Operation Pipe Dreams had a chilling effect on both the show and the industry as a whole. Of the 260 vendors that had signed up to showcase at CTA, 190 canceled overnight – costing the show around a quarter-million dollars in booth sales. To keep the event afloat, Hirschfeld needed to take two drastic actions: To offset the enormous financial loss, he was forced to take out a second mortgage on his home; and to distance themselves from the scrutiny associated with CTA, he and his partners decided to change the name of the show to the Contemporary Hand-crafted American-Made Products Show, or C.H.A.M.P.S. Still, for many years after, the word “bong” remained verboten both at headshops and at the show, and Hirschfeld refused any media coverage of the event in an attempt to keep it under the radar of law enforcement. Thankfully, those days have long since ended.

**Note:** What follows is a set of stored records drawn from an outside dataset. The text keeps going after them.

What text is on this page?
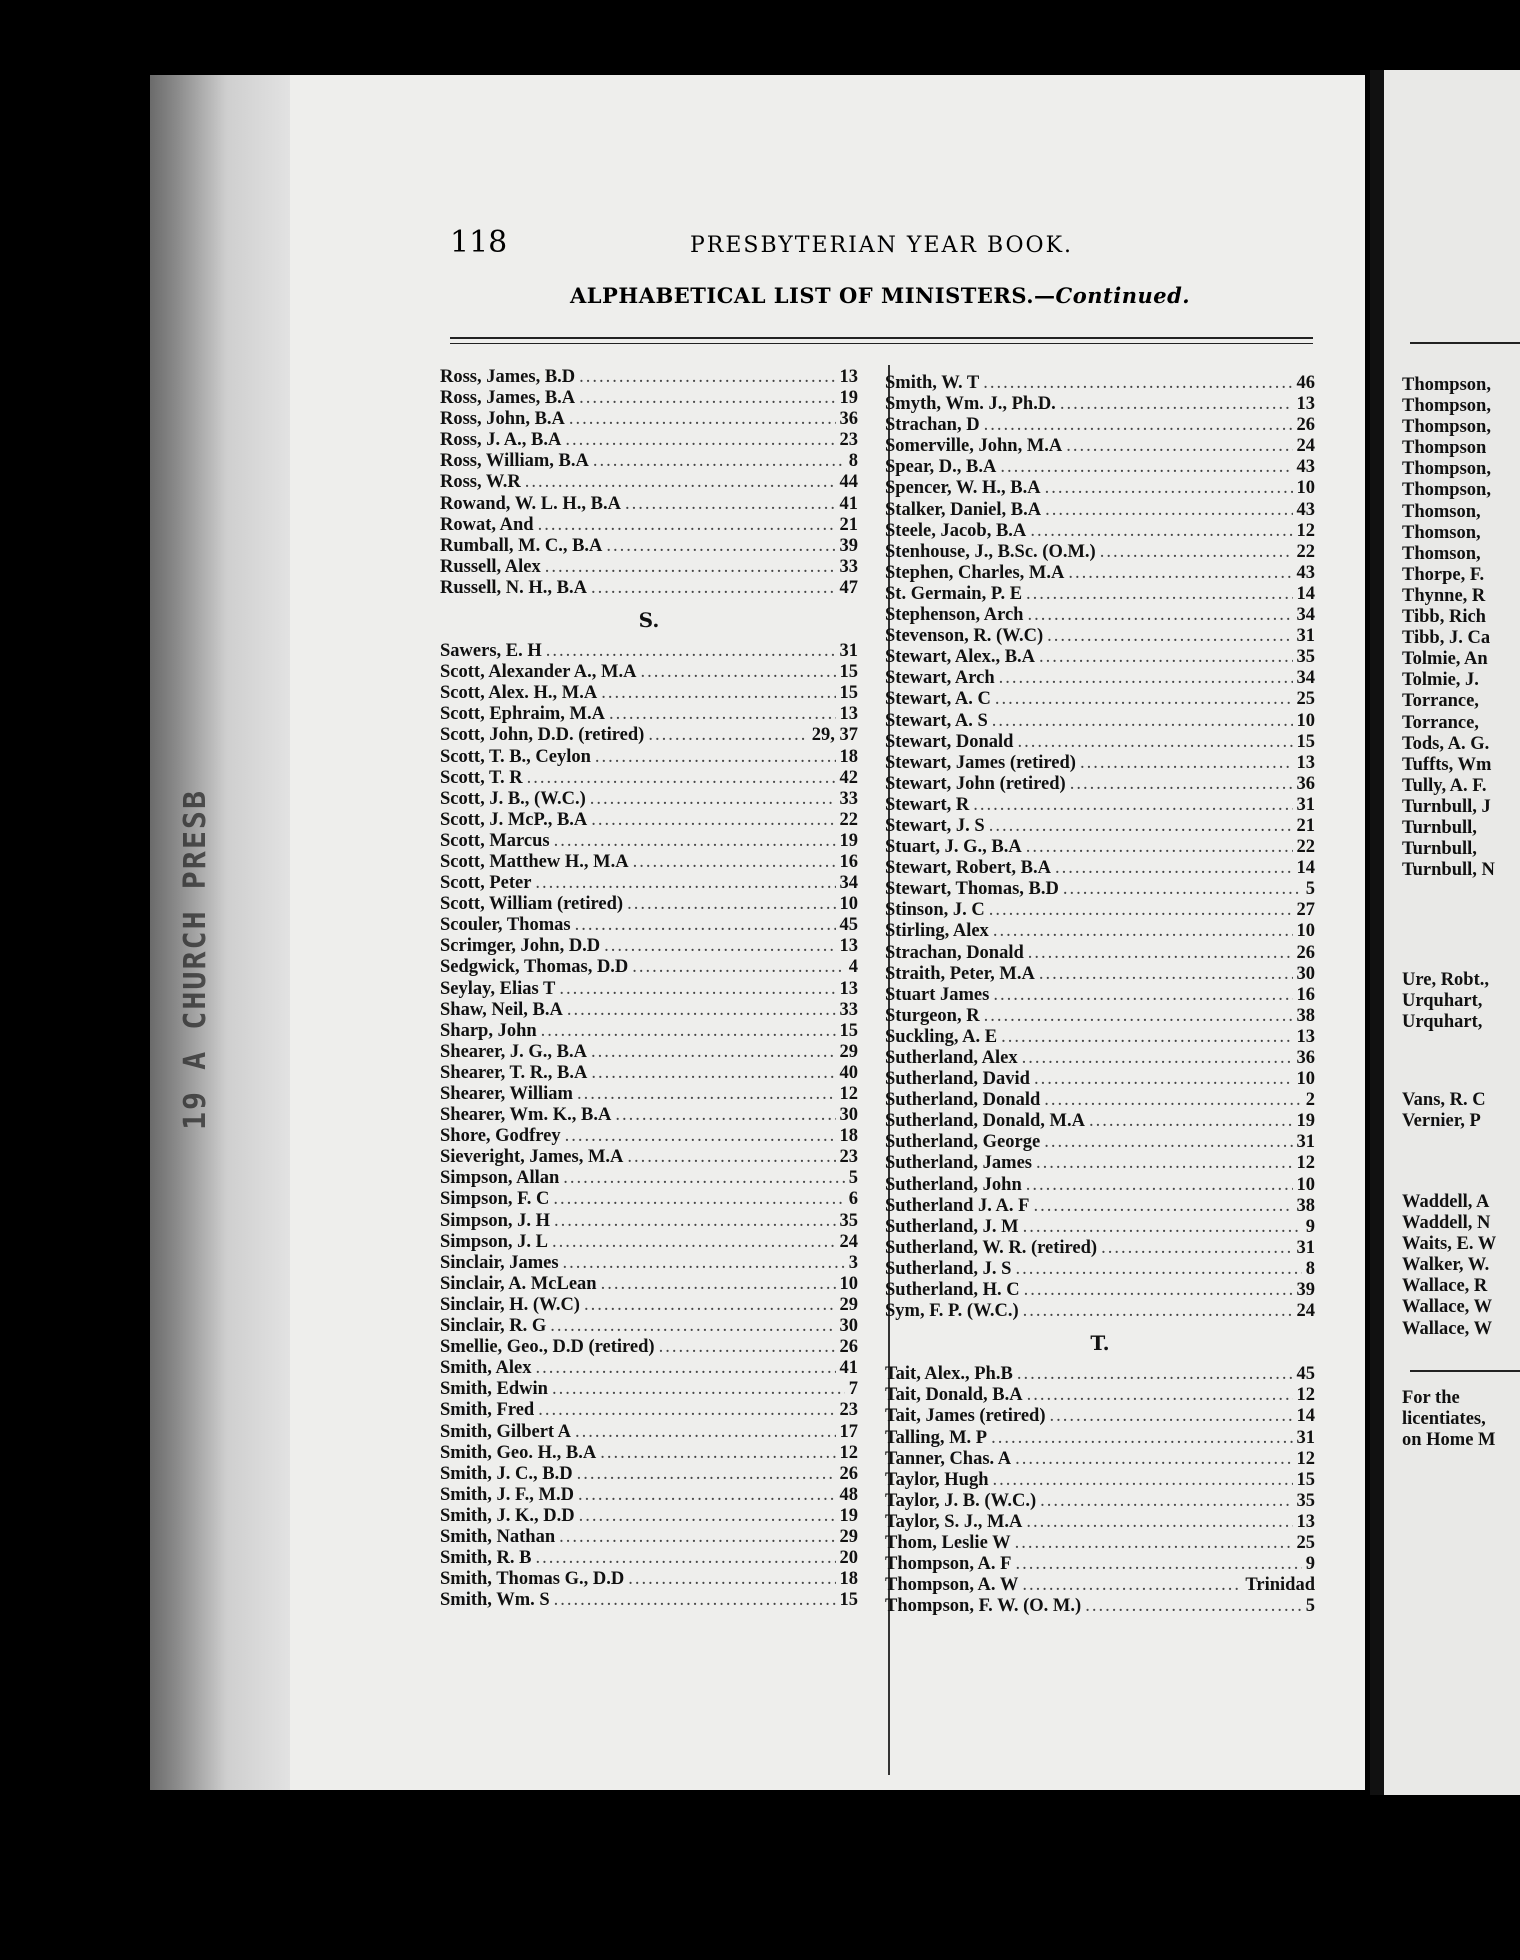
19 A CHURCH PRESB
118	PRESBYTERIAN YEAR BOOK.
ALPHABETICAL LIST OF MINISTERS.—Continued.
Ross, James, B.D .....	13
Ross, James, B.A .....	19
Ross, John, B.A .....	36
Ross, J. A., B.A .....	23
Ross, William, B.A .....	8
Ross, W.R .....	44
Rowand, W. L. H., B.A .....	41
Rowat, And .....	21
Rumball, M. C., B.A .....	39
Russell, Alex .....	33
Russell, N. H., B.A .....	47
S.
Sawers, E. H .....	31
Scott, Alexander A., M.A .....	15
Scott, Alex. H., M.A .....	15
Scott, Ephraim, M.A .....	13
Scott, John, D.D. (retired) .....	29, 37
Scott, T. B., Ceylon .....	18
Scott, T. R .....	42
Scott, J. B., (W.C.) .....	33
Scott, J. McP., B.A .....	22
Scott, Marcus .....	19
Scott, Matthew H., M.A .....	16
Scott, Peter .....	34
Scott, William (retired) .....	10
Scouler, Thomas .....	45
Scrimger, John, D.D .....	13
Sedgwick, Thomas, D.D .....	4
Seylay, Elias T .....	13
Shaw, Neil, B.A .....	33
Sharp, John .....	15
Shearer, J. G., B.A .....	29
Shearer, T. R., B.A .....	40
Shearer, William .....	12
Shearer, Wm. K., B.A .....	30
Shore, Godfrey .....	18
Sieveright, James, M.A .....	23
Simpson, Allan .....	5
Simpson, F. C .....	6
Simpson, J. H .....	35
Simpson, J. L .....	24
Sinclair, James .....	3
Sinclair, A. McLean .....	10
Sinclair, H. (W.C) .....	29
Sinclair, R. G .....	30
Smellie, Geo., D.D (retired) .....	26
Smith, Alex .....	41
Smith, Edwin .....	7
Smith, Fred .....	23
Smith, Gilbert A .....	17
Smith, Geo. H., B.A .....	12
Smith, J. C., B.D .....	26
Smith, J. F., M.D .....	48
Smith, J. K., D.D .....	19
Smith, Nathan .....	29
Smith, R. B .....	20
Smith, Thomas G., D.D .....	18
Smith, Wm. S .....	15
Smith, W. T .....	46
Smyth, Wm. J., Ph.D. .....	13
Strachan, D .....	26
Somerville, John, M.A .....	24
Spear, D., B.A .....	43
Spencer, W. H., B.A .....	10
Stalker, Daniel, B.A .....	43
Steele, Jacob, B.A .....	12
Stenhouse, J., B.Sc. (O.M.) .....	22
Stephen, Charles, M.A .....	43
St. Germain, P. E .....	14
Stephenson, Arch .....	34
Stevenson, R. (W.C) .....	31
Stewart, Alex., B.A .....	35
Stewart, Arch .....	34
Stewart, A. C .....	25
Stewart, A. S .....	10
Stewart, Donald .....	15
Stewart, James (retired) .....	13
Stewart, John (retired) .....	36
Stewart, R .....	31
Stewart, J. S .....	21
Stuart, J. G., B.A .....	22
Stewart, Robert, B.A .....	14
Stewart, Thomas, B.D .....	5
Stinson, J. C .....	27
Stirling, Alex .....	10
Strachan, Donald .....	26
Straith, Peter, M.A .....	30
Stuart James .....	16
Sturgeon, R .....	38
Suckling, A. E .....	13
Sutherland, Alex .....	36
Sutherland, David .....	10
Sutherland, Donald .....	2
Sutherland, Donald, M.A .....	19
Sutherland, George .....	31
Sutherland, James .....	12
Sutherland, John .....	10
Sutherland J. A. F .....	38
Sutherland, J. M .....	9
Sutherland, W. R. (retired) .....	31
Sutherland, J. S .....	8
Sutherland, H. C .....	39
Sym, F. P. (W.C.) .....	24
T.
Tait, Alex., Ph.B .....	45
Tait, Donald, B.A .....	12
Tait, James (retired) .....	14
Talling, M. P .....	31
Tanner, Chas. A .....	12
Taylor, Hugh .....	15
Taylor, J. B. (W.C.) .....	35
Taylor, S. J., M.A .....	13
Thom, Leslie W .....	25
Thompson, A. F .....	9
Thompson, A. W .....	Trinidad
Thompson, F. W. (O. M.) .....	5
Thompson,
Thompson,
Thompson,
Thompson
Thompson,
Thompson,
Thomson,
Thomson,
Thomson,
Thorpe, F.
Thynne, R
Tibb, Rich
Tibb, J. Ca
Tolmie, An
Tolmie, J.
Torrance,
Torrance,
Tods, A. G.
Tuffts, Wm
Tully, A. F.
Turnbull, J
Turnbull,
Turnbull,
Turnbull, N
Ure, Robt.,
Urquhart,
Urquhart,
Vans, R. C
Vernier, P
Waddell, A
Waddell, N
Waits, E. W
Walker, W.
Wallace, R
Wallace, W
Wallace, W
For the
licentiates,
on Home M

“I would say around 2005 to 2006, it seemed to start loosening up,” Hirschfeld says. “By that time, people didn’t care as much about words, and the world started to understand that reality is reality. But again, it’s dependent on the state you’re in … obviously, we do our shows in progressive states.”
The transition of language isn’t the only thing that’s changed since the early days. What’s surprised Hirschfeld the most has been the diversification of products featured in the booths. In the early 2000s, CHAMPS was essentially a bong show, with an estimated 70 percent of its wares comprised of various water pipes. But these days, thanks to more states becoming legal for recreational and medical use, the breakdown is quite different.

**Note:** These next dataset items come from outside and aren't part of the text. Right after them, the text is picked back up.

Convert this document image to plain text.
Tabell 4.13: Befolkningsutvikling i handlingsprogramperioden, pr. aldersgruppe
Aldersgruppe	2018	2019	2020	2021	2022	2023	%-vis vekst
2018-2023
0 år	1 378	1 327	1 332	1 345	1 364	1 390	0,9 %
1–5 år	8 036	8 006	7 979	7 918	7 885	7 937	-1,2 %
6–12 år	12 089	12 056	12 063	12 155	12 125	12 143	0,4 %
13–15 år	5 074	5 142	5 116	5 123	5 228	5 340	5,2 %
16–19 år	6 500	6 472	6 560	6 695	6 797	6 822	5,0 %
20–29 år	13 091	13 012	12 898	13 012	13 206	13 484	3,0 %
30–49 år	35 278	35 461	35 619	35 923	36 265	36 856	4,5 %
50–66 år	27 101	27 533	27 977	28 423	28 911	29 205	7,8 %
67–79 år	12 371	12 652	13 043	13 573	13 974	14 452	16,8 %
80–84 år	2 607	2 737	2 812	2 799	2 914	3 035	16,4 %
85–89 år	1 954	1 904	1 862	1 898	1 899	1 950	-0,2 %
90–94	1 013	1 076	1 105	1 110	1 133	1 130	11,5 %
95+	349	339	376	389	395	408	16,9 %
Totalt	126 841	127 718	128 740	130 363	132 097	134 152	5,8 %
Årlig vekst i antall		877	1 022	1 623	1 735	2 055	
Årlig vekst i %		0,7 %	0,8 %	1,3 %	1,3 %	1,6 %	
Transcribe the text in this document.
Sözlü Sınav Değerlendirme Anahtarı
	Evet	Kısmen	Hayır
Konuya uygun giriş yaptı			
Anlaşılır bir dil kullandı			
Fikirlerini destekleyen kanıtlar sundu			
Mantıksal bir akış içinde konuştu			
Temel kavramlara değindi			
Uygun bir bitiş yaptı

“Today, a smoke shop makes on average maybe 30% of their profit on glass,” says Hirschfeld. “It used to be higher, but there are so many other categories in the industry now that a shop counts on – whether it be CBD, vaping, e-juices … but the demand for glass is still holding strong.”

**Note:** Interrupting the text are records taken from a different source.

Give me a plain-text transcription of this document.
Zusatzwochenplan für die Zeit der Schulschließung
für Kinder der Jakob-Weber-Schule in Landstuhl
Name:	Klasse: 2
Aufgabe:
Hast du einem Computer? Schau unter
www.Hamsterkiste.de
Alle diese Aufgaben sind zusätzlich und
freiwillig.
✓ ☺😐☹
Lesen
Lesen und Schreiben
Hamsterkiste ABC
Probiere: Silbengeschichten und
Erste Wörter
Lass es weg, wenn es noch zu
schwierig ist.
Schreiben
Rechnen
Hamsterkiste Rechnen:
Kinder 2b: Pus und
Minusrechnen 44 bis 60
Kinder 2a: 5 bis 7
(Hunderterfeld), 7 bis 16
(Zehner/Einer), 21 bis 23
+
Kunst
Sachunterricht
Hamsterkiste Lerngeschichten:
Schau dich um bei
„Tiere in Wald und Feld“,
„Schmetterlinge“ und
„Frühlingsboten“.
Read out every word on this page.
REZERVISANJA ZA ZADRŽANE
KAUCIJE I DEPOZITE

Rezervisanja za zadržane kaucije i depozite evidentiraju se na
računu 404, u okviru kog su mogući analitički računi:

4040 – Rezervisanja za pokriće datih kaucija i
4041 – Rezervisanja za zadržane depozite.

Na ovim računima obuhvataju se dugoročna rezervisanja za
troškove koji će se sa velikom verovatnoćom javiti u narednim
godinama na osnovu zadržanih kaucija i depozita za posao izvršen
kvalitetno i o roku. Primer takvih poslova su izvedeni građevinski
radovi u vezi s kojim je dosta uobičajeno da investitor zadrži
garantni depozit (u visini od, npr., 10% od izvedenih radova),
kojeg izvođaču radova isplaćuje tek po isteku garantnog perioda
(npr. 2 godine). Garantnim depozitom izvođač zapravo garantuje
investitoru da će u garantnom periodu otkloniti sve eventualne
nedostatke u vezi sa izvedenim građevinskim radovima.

That demand only increased during the pandemic. Thanks to the global shutdown, it became difficult to get shipments from China, bolstering the U.S. glass scene.
“Most of the blowers we know are doing very well,” Hirschfeld attests. “The combination of people all staying home and smoking more, along with less stuff coming from overseas, kept blowers busy … many were even sold out.”
Hirschfeld’s events remain a must-stop for anyone in the headshop game – enabling them to completely stock their shelves under one roof and see what’s new and hot in the business.
“If you’re buying for a group or a retail store, CHAMPS is the place to go—no question,” Hirschfeld boasts. “We have the finest high-end American Glass in the world … but there’s also a market for a $10 or $12 pipe. We pride ourselves on the fact that we have both and everything in the middle. We don’t stick our noses up or try to tell the retailers what they need – we put everything out there for them.”
As Cannabis becomes more and more normalized and headshops continue to pop up across America, the number of vendors and attendees at Hirschfeld’s events has grown exponentially. Their last show at the Las Vegas Convention Center this past February got up to 380,000 square feet with over 1,600 booths – a far cry from its humble 32-booth beginnings. Part of that expansion has included the formation of their own glassblowing competition – the CHAMPS Glass Games – as well as the addition of multiple CHAMPS satellite shows around the country, including a second Vegas show in July, two shows a year in Orlando, two in Atlantic City, and fall shows in both Denver and Chicago, with a second, summer show in the Windy City coming this June.
Still, the show’s booming success is bittersweet for Hirschfeld: after tragically losing Weitz in 2011, he also lost his longtime friend Gage in 2019 – leaving him the last surviving partner.
“In our third year, after just finishing the show with 1,600 booths at Cashman Field, the three of us were driving home smoking a fatty,” Hirschfeld remembers. “We hooted and hollered and thought, ‘We did it … we hit it big!’ We could never have dreamed of 16,000 booths at the Las Vegas Convention Center like we have now. I’m sure they’re both up in heaven now, smoking a fat one and smiling with approval of how far CHAMPS has come.”